「マリーがぼくに恋をする 甘く悲しい夢をみた 夢をみた 夢をみた」
(ザ・タイガース「僕のマリー」)
私はラブコメというジャンルは好きではない。そもそも「ラブ」という文字がついた段階で、かなり興味を失ってしまう。どんな作品に対してもラブコメ的にしか考えられない人間なんて軽蔑の対象ですらある。去年くらいまでは熱中していた某マンガでも、私が距離をとろうと思うきっかけになった嫌な読者のひとりがそういうタイプのようで、私は道頓堀に飛び込む阪神ファンに対して向けるものと同様の視線を向けていた。愛せないバカというやつだ。
しかしながら、週刊少年ジャンプにおいて、ここ数年のラブコメ枠の看板であったであろう『ニセコイ』の最終回で、あの「千葉県のYさん」(千葉県のYさんについての詳しい話はこちらで→https://cupo.cc/topics/3588)が次元の壁をぶち壊したというニュースを知った時は、わけのわからない感動を覚えた。
繰り返すが、私はラブコメというジャンルは好きではない。それ以前に、たぶん「少年マンガ」というものも、あまり好きとは言えないのかもしれない。ジャンプを購読するようになったのは、『銀魂』以降であり、いわゆる黄金期の連載作品や、自分がおそらく一般的にはもっとも少年マンガに親しむ年齢だった頃の連載作品は、基本的に好きではない(その頃は、つげ義春とか岡崎京子を読んでいました)。ゆえに、『ニセコイ』のよい読者であったとは決して言えないのだが、しかし、この「千葉県のYさん」の存在は知っていて、私の中では、J.B.デストニーやレミ・ガイヤールのような愛すべきバカの枠に収まっていた。それが、今回の偉業を成し遂げたことで、一気にハン・ファン・メーヘレンやフリッツ・クライスラーのような「一風変わった偉人枠」に大接近した。いや、本当にあっぱれだと思う。もっと時代が早ければ、名著(?)『変わった人たちの気になる日常―世界初の奇人研究』や『たけし・さんま世紀末特別番組!! 世界超偉人伝説』で紹介してほしかったくらいだ。
どうして私は、こういった話に弱いのだろう。

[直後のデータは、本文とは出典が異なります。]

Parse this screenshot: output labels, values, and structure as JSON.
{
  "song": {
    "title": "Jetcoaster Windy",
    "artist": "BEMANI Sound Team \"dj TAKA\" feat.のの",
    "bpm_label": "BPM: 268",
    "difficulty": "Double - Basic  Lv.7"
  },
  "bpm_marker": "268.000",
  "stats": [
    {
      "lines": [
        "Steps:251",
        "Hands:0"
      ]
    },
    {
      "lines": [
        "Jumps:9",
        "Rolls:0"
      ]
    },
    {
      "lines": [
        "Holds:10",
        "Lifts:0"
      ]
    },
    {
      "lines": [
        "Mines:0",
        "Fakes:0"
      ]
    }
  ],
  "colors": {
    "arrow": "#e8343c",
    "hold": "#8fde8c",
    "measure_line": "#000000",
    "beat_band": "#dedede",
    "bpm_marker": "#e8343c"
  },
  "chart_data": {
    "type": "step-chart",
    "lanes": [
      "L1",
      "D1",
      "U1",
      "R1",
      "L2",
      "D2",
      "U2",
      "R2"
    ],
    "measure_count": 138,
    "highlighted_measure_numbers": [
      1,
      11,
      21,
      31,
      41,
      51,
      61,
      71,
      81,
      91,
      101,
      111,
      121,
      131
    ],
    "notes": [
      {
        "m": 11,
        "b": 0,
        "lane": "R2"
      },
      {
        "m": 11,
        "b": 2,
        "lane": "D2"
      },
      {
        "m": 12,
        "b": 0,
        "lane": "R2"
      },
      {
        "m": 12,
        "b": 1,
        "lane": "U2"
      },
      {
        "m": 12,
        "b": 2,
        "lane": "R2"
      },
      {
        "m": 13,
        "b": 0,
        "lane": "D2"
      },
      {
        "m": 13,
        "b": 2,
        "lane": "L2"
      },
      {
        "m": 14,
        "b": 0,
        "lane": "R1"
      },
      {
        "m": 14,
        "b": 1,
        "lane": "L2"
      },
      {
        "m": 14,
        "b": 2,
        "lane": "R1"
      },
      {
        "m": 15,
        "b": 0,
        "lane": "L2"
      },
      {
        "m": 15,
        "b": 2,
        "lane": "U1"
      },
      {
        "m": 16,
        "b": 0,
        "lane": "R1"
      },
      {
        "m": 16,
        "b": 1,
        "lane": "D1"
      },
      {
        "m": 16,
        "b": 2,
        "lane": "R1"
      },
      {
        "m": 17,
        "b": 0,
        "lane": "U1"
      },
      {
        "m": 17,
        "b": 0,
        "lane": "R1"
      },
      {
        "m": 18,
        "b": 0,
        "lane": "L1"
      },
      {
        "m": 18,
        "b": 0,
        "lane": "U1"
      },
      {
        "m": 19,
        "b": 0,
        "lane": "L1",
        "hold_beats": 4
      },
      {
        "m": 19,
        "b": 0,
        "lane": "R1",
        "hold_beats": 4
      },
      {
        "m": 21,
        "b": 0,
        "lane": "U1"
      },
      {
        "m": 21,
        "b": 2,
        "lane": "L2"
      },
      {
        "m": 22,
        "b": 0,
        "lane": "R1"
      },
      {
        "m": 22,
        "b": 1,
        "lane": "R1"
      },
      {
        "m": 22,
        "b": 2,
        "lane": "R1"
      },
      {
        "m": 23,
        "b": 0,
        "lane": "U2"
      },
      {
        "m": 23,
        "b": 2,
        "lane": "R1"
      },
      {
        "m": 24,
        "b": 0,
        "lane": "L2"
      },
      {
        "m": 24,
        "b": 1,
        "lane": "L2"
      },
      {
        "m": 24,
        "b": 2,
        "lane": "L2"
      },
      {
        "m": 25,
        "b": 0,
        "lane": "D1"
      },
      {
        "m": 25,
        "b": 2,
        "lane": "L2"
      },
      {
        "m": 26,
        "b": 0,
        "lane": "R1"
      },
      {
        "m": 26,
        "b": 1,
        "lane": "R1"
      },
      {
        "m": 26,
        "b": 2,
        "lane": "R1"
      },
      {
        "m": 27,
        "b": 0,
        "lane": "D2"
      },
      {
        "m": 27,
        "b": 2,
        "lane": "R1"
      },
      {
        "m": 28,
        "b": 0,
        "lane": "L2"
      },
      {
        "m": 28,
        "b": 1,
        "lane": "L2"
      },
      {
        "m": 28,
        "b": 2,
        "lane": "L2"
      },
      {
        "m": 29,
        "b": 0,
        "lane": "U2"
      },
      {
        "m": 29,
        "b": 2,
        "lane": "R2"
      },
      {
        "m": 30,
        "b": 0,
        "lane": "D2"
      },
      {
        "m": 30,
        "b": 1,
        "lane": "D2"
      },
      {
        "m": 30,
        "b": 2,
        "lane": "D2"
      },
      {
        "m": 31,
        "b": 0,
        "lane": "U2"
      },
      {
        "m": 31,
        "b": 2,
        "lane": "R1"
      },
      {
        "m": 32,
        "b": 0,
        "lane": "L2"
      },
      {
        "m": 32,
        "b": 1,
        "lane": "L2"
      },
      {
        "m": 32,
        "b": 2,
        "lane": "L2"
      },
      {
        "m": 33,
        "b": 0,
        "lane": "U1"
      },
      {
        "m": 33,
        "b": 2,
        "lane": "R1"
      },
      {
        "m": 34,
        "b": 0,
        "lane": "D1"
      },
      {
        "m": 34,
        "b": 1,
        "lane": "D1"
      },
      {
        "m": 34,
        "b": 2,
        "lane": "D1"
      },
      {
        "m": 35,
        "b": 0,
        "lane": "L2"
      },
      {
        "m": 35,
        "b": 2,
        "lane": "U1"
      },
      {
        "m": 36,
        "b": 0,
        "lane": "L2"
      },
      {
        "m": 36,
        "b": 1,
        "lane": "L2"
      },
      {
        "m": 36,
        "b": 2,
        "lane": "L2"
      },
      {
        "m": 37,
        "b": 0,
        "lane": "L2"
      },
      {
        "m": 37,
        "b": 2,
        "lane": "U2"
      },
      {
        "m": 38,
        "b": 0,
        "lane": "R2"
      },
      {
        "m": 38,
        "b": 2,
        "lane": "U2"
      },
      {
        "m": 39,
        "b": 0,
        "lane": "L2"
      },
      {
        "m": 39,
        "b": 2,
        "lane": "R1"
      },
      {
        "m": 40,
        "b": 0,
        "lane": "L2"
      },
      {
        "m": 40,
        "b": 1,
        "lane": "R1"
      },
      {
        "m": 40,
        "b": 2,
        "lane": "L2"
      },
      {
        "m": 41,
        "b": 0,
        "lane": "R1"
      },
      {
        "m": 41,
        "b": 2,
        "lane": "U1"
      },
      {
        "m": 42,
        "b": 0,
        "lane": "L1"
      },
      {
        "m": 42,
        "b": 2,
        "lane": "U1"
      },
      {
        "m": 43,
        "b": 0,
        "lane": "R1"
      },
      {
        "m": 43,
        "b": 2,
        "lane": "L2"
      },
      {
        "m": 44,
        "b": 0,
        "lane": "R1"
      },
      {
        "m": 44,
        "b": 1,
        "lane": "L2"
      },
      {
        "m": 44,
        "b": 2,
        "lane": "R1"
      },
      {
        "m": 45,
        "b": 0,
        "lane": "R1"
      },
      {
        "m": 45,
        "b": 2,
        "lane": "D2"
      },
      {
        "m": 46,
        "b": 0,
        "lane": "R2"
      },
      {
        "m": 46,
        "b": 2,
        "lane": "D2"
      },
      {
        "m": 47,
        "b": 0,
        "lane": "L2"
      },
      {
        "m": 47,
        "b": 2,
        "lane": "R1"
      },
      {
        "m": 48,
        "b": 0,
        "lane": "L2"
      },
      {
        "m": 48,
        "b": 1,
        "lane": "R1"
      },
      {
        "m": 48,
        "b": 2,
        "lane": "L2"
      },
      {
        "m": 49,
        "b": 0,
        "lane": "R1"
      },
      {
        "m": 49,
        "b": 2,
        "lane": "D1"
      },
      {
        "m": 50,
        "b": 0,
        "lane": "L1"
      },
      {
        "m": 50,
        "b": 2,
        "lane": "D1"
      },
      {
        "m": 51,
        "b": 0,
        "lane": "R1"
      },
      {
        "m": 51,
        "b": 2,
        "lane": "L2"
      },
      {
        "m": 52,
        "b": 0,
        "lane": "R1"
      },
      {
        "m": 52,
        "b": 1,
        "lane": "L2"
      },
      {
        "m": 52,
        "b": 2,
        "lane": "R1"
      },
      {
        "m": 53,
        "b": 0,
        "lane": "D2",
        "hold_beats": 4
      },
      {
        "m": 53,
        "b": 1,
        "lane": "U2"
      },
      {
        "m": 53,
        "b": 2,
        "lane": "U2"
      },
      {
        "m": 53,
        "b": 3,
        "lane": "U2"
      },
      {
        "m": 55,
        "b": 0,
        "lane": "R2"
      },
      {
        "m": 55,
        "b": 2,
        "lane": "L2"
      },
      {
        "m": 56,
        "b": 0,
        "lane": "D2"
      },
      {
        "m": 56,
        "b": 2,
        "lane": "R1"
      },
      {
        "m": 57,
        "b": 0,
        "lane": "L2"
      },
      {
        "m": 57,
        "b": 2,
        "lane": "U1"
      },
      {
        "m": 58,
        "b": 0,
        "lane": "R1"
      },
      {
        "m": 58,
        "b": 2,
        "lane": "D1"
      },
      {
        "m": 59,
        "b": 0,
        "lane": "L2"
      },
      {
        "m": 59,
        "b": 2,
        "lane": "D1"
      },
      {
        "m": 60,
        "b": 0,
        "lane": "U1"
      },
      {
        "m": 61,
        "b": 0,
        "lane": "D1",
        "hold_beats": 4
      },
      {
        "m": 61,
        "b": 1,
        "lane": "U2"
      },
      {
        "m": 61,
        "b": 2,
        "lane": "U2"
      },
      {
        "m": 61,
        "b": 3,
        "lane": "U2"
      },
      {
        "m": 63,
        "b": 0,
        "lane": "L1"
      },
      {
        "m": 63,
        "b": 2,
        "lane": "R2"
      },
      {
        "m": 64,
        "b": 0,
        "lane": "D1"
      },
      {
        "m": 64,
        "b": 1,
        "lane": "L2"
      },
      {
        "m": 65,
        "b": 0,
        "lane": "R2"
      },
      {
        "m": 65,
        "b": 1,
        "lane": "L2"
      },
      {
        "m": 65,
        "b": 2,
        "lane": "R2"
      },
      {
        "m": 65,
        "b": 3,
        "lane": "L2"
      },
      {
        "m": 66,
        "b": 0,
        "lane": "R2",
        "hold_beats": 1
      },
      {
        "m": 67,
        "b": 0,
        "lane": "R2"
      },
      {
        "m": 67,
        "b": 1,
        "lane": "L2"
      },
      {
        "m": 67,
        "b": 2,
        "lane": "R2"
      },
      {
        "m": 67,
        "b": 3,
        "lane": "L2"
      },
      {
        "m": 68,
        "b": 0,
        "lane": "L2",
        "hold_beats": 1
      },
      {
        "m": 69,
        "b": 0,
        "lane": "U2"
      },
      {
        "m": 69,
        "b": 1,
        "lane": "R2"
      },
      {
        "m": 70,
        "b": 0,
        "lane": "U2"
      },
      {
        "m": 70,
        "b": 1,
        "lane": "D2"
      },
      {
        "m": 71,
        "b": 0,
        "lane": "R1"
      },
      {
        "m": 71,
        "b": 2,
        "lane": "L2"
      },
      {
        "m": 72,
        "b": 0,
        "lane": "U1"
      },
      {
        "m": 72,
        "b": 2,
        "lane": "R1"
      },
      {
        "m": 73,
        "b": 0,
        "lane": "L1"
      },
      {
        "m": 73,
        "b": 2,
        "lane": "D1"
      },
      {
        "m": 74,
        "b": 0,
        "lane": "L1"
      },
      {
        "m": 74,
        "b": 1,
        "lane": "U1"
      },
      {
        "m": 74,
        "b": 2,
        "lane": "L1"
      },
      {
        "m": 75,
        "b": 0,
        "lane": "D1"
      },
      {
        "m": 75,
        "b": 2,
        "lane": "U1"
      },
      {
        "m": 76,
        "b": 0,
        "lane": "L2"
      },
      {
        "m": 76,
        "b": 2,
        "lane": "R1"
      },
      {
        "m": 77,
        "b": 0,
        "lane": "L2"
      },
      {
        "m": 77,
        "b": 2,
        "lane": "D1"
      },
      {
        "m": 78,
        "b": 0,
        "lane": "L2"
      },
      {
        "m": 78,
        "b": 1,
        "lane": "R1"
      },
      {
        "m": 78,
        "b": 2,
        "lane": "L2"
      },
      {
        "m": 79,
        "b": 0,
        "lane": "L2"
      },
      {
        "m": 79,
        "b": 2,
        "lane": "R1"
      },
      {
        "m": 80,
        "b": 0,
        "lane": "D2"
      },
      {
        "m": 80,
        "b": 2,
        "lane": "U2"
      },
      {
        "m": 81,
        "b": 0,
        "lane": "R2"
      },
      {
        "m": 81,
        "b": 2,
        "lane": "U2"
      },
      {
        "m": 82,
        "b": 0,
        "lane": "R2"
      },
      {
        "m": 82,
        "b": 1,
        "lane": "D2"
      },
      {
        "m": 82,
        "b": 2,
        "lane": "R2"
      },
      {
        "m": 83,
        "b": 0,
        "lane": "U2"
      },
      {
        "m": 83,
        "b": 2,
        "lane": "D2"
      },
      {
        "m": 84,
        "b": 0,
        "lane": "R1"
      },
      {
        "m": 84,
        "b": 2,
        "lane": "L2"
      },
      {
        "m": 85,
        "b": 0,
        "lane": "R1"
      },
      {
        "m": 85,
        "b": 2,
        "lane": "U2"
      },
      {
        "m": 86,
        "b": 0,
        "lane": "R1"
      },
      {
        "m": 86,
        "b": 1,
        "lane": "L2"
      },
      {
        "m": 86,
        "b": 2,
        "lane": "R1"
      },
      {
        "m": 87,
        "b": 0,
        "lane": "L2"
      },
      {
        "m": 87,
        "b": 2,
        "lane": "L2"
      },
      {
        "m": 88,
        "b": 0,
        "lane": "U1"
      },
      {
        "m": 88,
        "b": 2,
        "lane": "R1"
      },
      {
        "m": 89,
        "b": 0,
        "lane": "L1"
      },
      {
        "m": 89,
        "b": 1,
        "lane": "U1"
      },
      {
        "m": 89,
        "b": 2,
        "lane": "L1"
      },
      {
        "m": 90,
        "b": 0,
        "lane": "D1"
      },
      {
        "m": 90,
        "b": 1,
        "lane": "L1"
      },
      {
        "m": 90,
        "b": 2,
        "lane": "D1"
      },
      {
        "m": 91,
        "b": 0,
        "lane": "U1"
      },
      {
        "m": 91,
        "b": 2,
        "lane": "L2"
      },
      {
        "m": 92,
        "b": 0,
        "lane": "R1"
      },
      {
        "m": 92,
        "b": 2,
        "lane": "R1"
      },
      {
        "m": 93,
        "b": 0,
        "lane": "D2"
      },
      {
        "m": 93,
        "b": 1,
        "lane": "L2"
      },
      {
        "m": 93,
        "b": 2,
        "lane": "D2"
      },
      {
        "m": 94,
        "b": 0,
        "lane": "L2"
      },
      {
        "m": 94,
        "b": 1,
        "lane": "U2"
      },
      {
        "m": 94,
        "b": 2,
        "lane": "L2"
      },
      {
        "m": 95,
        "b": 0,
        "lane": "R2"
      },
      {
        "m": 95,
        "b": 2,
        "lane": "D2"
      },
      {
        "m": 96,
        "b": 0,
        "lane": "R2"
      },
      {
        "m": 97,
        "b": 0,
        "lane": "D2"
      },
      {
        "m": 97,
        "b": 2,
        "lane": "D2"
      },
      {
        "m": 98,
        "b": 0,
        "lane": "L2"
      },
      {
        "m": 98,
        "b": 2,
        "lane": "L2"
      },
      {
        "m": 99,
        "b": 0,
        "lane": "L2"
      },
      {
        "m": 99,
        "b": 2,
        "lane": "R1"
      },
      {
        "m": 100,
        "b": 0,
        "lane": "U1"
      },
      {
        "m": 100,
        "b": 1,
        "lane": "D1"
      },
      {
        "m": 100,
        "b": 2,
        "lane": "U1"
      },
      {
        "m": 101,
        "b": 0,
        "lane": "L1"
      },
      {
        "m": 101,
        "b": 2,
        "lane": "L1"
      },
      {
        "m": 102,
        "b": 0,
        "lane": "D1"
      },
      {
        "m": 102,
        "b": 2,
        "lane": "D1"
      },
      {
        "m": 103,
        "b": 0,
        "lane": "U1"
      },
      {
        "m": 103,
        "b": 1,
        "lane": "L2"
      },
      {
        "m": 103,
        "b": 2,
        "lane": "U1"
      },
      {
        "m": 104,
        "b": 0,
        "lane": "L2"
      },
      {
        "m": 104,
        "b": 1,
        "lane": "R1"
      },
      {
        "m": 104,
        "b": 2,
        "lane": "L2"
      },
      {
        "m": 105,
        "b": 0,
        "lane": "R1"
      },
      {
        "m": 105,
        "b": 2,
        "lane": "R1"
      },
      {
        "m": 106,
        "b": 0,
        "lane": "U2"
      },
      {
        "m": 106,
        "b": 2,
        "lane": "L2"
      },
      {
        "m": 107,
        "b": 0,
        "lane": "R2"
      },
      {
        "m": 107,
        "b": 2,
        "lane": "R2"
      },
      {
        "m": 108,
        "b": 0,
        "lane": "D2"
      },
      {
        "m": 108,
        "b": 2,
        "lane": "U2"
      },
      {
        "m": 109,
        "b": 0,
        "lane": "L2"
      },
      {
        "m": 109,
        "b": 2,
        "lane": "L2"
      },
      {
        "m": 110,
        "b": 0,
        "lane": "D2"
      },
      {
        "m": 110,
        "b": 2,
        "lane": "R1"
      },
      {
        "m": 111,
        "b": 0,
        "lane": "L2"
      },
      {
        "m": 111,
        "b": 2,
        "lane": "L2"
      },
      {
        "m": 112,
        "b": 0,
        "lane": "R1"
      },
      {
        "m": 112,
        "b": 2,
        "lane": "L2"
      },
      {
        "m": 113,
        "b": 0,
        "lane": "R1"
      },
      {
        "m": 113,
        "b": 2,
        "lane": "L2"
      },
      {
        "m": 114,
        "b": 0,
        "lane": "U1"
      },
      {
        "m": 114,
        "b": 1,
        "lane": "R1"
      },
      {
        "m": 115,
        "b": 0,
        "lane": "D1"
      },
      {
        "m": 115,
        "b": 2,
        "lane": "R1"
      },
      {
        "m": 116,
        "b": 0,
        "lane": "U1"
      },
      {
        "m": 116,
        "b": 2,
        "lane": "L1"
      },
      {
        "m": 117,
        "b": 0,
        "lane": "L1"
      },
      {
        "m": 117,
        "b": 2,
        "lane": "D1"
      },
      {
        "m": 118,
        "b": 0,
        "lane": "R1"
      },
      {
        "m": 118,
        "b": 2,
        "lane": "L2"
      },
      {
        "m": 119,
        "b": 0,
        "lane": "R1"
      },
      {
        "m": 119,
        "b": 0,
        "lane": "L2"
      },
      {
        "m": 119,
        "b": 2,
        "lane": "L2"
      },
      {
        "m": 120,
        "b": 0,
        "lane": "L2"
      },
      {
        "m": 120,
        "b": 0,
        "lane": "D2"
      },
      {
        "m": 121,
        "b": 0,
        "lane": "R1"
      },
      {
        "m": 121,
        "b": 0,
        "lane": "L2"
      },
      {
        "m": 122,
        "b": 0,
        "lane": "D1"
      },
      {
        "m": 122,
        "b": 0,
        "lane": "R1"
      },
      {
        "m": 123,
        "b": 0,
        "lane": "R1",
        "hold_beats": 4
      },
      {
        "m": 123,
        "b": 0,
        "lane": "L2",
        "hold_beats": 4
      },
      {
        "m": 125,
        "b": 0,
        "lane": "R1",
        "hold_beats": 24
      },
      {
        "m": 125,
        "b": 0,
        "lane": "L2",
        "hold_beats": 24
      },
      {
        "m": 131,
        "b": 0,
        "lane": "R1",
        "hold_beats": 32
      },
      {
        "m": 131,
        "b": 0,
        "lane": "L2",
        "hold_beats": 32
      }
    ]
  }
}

もちろん、もっとちゃんとした(?)偉人の話にだって興味はあるし、面白いと思うものもある。スポーツは嫌いだが、イチローが偉大だというのもわかる。だけれど、私が心惹かれるのは、もっとズレた感じの偉人・偉業なのだ。ギネスブックから、「どうしてそんな記録に挑戦したんだ?」と首を傾げるようなものを探すのが大好きなのだ。千葉のYさんは、そんなタイプの偉人なのだと思う。少なくとも、私はそう思う。
というわけで、千葉県のYさん。多くの方が認めて(呆れて?)いるように、マリーはあなたのものです。いや、ひょっとしたら、あまりに強いマリーへの愛ゆえ「自分のものにする」などという、ある種の支配欲すら超越しており、「もうお前の嫁でいいよ!」という言葉に対して最も異を唱えたいのは、あなたなのかもしれませんね。そう思わせるところも含めて、あなたは偉大です。
追記:ちなみに私は、るりちゃん派です。